Despite these grievances, Aragami still has a lot going for it. The cel-shaded art style adds to the appeal of environments and character models, even if some of the finer details and textures aren't that impressive. But that's not the case for the music. It's excellently composed by Twin Feathers and the glorious Videri String Quartet with violins, percussion, flutes, female vocals, and the occasional Hyōshigi or Shamisen. They contribute to a haunting, suspenseful soundtrack that always fits the mood. Well, excluding when electric rock guitars came in during the mediocre boss fights, which we thought were based more on circumstantial luck than skill to beat.

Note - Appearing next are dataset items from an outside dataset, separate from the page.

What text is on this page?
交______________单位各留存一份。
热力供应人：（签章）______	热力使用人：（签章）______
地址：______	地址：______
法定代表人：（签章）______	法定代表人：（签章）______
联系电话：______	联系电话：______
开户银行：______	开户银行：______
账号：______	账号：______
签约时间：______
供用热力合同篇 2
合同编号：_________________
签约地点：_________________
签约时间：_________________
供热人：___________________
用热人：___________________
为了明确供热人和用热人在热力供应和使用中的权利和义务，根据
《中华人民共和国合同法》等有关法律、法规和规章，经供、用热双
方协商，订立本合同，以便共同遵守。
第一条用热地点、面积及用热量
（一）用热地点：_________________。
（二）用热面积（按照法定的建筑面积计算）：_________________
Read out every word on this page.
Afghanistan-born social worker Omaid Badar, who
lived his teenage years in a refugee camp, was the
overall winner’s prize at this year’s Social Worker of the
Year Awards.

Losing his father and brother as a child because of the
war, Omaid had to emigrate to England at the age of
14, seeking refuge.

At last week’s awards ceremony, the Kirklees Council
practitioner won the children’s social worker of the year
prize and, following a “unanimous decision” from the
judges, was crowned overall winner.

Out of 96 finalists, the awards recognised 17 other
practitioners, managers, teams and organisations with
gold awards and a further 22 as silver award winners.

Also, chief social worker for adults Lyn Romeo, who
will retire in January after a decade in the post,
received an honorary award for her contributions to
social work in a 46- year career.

When you do reach the end after over 10 hours of play, there's even a campaign multiplayer mode. While we weren't able to test it for ourselves, we see a lot of awesome potential in the collaboration this mode could bring forth. Having a partner allows opportunities to carry out complex tactics to eliminate multiple foes at once, and we think that the game would be even more entertaining this way. So, if you play mercifully solo, we'd highly recommend ramping up the death toll with a friend the second time around.
The patient, cunning mindset Aragami puts you in with its strictly stealth gameplay is something we long for with more titles. With simple yet smart level design and mechanics, it proves to be a focused title with heart and soul that has learned much from its old masters. But the game does lack polish in its performance and appearance, and the AI can be irritating at times. Fortunately, the release's story, visuals, and sound design ultimately help lift it out of the darkness.